Żeby wyścigi przetrwały i mogły się rozwijać, potrzebne są trzy elementy: odpowiednio zdeterminowani i zmotywowani ludzie na decyzyjnych stanowiskach; szybkie zwiększenie przynajmniej o 100 proc. nierewaloryzowanej od 2008 r.(!) rocznej puli nagród; wpięcie zakładów wzajemnych końskiego totalizatora w Polsce do sieci europejskiej. Punkt pierwszy jest nierozerwalnie związany z punktem drugim. Roczna pula nagród może zostać zwiększona jedynie wtedy, kiedy PKWK i TS wspólnie wypracują i przedstawią zarządowi spółki program naprawczy dla wyścigów. Tylko wtedy zarząd TS może dać zielone światło do podwyższenia puli nagród o kolejne miliony. Do tego tanga potrzeba, jak zawsze, dwojga – zgodnie współpracujących ze sobą prezesa PKWK i członka zarządu TS nadzorującego Służewiec. Dlatego nominacje na te stanowiska są aż tak ważne. Do zrealizowania punktu trzeciego potrzebna jest, niestety, drobna nowelizacja fatalnej ustawy hazardowej. Od 2017 roku zaszło bardzo dużo zmian, szczególnie na rynku cyfrowym, umożliwiających wprowadzenie nowych rozwiązań typu on-line. To wymaga dostosowania rozwiązań legislacyjnych i warto jak najszybciej rozpocząć dyskusję na ten temat.
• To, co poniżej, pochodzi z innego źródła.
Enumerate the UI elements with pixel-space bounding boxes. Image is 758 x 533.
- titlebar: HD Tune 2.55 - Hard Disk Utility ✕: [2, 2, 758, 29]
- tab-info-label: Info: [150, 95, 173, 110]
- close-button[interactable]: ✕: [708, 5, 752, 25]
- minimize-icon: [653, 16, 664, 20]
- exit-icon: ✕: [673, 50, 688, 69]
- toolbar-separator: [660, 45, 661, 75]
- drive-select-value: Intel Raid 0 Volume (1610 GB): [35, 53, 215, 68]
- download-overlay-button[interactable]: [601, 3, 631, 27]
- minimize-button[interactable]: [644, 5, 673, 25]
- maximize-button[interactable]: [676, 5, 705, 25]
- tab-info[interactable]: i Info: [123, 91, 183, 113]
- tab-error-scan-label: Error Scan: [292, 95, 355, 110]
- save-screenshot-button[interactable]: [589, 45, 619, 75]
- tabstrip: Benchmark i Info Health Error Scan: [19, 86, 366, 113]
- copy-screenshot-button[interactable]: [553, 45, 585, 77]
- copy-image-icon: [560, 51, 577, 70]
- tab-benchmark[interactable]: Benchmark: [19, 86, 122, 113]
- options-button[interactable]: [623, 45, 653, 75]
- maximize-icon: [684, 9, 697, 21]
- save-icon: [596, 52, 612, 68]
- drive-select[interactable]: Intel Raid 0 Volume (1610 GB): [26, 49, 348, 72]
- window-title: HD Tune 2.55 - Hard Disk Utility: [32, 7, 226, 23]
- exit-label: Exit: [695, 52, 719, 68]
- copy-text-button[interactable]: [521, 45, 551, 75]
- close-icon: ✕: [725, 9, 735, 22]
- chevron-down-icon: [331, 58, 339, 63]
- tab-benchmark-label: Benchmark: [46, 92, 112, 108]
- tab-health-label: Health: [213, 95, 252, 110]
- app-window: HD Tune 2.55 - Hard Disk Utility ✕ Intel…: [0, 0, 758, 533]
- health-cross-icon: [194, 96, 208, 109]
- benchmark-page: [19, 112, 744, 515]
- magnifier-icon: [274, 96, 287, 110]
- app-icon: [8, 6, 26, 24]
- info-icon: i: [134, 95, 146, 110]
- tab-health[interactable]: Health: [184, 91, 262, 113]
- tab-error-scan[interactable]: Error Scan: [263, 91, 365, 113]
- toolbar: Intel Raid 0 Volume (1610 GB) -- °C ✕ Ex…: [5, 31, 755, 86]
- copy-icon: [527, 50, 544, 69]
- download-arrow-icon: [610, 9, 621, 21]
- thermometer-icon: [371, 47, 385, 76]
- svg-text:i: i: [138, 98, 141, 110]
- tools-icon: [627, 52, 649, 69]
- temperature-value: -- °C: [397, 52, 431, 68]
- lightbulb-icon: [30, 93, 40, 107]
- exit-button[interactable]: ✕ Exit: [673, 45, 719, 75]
Koronnym dowodem na to, że polskie wyścigi konne dołują, świadczy liczba koni zgłoszonych do tegorocznego sezonu. Jest ich aż o 250 mniej niż w roku poprzednim. Powodów exodusu właścicieli koni ze Służewca jest wiele. Mimo upływu dekad nadal nie mamy bladego pojęcia jak rozwijać wyścigi i zarabiać na nich miliardy. Anglicy, Irlandczycy, Francuzi, Niemcy, Włosi, Szwedzi, a nawet Czesi, nie mówiąc o USA, Australii, czy Japonii – wiedzą. Czemu my nie wiemy? Może dlatego, że od lat proces decyzyjny, jak również legislacyjny w parlamencie, oddaje się w ręce dyletantów i nieudaczników.